3) What does Wylie say about the debate between media regulation and free speech? 

In most Western democracies, you do have the freedom of speech. But freedom of speech is not an entitlement to reach. You are free to say what you want, within the confines of hate speech, libel law and so on. But you are not entitled to have your voice artificially amplified by technology.

These platforms are not neutral environments. Algorithms make decisions about what people see or do not see. Nothing in this report restricts your ability to say what you want. What we're talking about is the platform's function of artificially amplifying false and manipulative information on a wide scale.

4) What is ‘disinformation’ and do you agree that there are things that are objectively true or false? 

Disinformation is false information deliberately spread to deceive people. In my opinion, there is definitely a sense of objective truth that is threatened by fake news and disinformation's ability to spread through social media.

5) Why does Wylie compare Facebook to an oil company? 

An oil company would say: "We do not profit from pollution." Pollution is a by-product - and a harmful by-product. Regardless of whether Facebook profits from hate or not, it is a harmful by-product of the current design and there are social harms that come from this business model.

6) What does it suggest a consequence of regulating the big social networks might be? 

Platforms that monetise user engagement have a duty to their users to make at least a minimum effort to prevent clearly identified harms. I think it's ridiculous that there's more safety consideration for creating a toaster in someone's kitchen, than for platforms that have had such a manifest impact on our public health response and democratic institutions.

7) What has Instagram been criticised for?

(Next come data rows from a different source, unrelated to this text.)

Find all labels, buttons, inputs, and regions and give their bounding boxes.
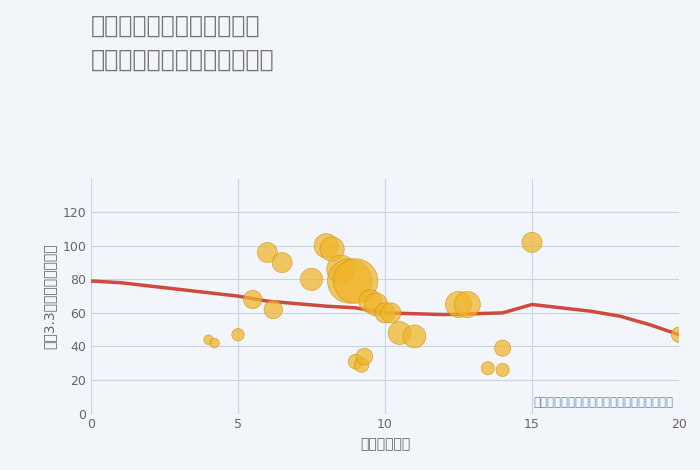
Point	[370, 301, 382, 308]
Point	[673, 331, 685, 338]
Point	[350, 358, 361, 365]
Point	[335, 266, 346, 273]
Point	[409, 333, 420, 340]
Point	[462, 301, 473, 308]
Point	[209, 339, 220, 347]
Point	[232, 331, 244, 338]
Point	[356, 361, 367, 368]
Point	[365, 298, 376, 305]
Point	[497, 366, 508, 374]
Point	[262, 249, 273, 256]
Point	[453, 301, 464, 308]
Point	[326, 245, 337, 253]
Point	[276, 259, 288, 266]
Text: 円の大きさは、取引のあった物件面積を示す: 円の大きさは、取引のあった物件面積を示す	[533, 396, 673, 409]
Point	[306, 275, 317, 283]
Point	[497, 345, 508, 352]
Point	[247, 296, 258, 303]
Point	[482, 365, 493, 372]
Point	[350, 277, 361, 285]
Point	[344, 277, 356, 285]
Text: 三重県四日市市羽津山町の
駅距離別中古マンション価格: 三重県四日市市羽津山町の 駅距離別中古マンション価格	[91, 14, 274, 71]
Y-axis label: 坪（3.3㎡）単価（万円）: 坪（3.3㎡）単価（万円）	[43, 243, 57, 349]
Point	[379, 309, 391, 317]
Point	[267, 306, 279, 313]
Point	[321, 242, 332, 250]
Point	[526, 239, 538, 246]
X-axis label: 駅距離（分）: 駅距離（分）	[360, 437, 410, 451]
Point	[394, 329, 405, 337]
Point	[203, 336, 214, 344]
Point	[385, 309, 396, 317]
Point	[359, 353, 370, 360]
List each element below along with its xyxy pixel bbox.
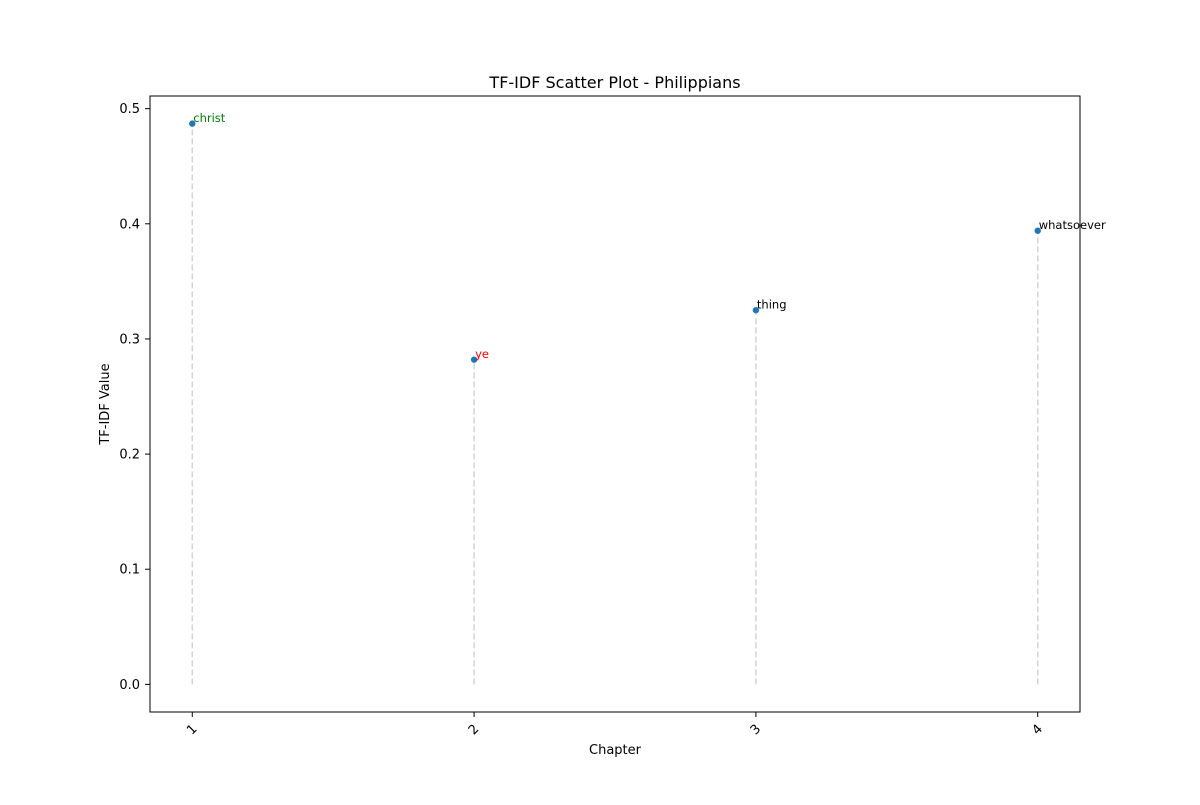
x-axis: 1 2 3 4 [184,712,1046,738]
y-tick-label: 0.4 [119,217,140,232]
x-tick-label: 4 [1029,722,1045,738]
y-tick-label: 0.5 [119,102,140,117]
point-label: christ [193,111,226,125]
y-axis: 0.0 0.1 0.2 0.3 0.4 0.5 [119,102,150,693]
x-axis-label: Chapter [589,743,642,758]
x-tick-label: 1 [184,722,200,738]
data-point [189,120,196,127]
point-label: thing [757,298,787,312]
y-tick-label: 0.2 [119,448,140,463]
point-label: ye [475,347,489,361]
y-tick-label: 0.0 [119,678,140,693]
data-point [1034,227,1041,234]
point-labels-layer: christ ye thing whatsoever [193,111,1106,361]
y-axis-label: TF-IDF Value [98,363,113,445]
plot-area-frame [149,95,1081,713]
stems-layer [191,123,1039,685]
chart-title: TF-IDF Scatter Plot - Philippians [488,73,740,92]
point-label: whatsoever [1039,218,1106,232]
y-tick-label: 0.1 [119,563,140,578]
data-point [470,356,478,363]
data-point [752,306,760,314]
y-tick-label: 0.3 [119,332,140,347]
x-tick-label: 2 [466,722,482,738]
points-layer [189,120,1041,363]
x-tick-label: 3 [748,722,764,738]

This is a product of a platform that is making recommendations to you. These algorithms work by picking up what you engage with and then they show you more and more of that. In the report, we talk about a "cooling-off period". You could require algorithms to have a trigger that results in a cooling-off period for a certain type of content. If it has just spent the past week showing you body-building ads, it could then hold off for the next two weeks. If you want to promote body building, you can. But from the user's perspective, they should not be constantly bombarded with a singular theme.

8) Can we apply any of these criticisms or suggestions to Taylor Swift? For example, should Taylor Swift have to explicitly make clear when she is being paid to promote a company or cause? 

Due to the immense scale of her fame, I think it is responsible for Taylor Swift to state when she is being sponsored or has a deal with a company as her large fanbase are highly influenced by the content she posts.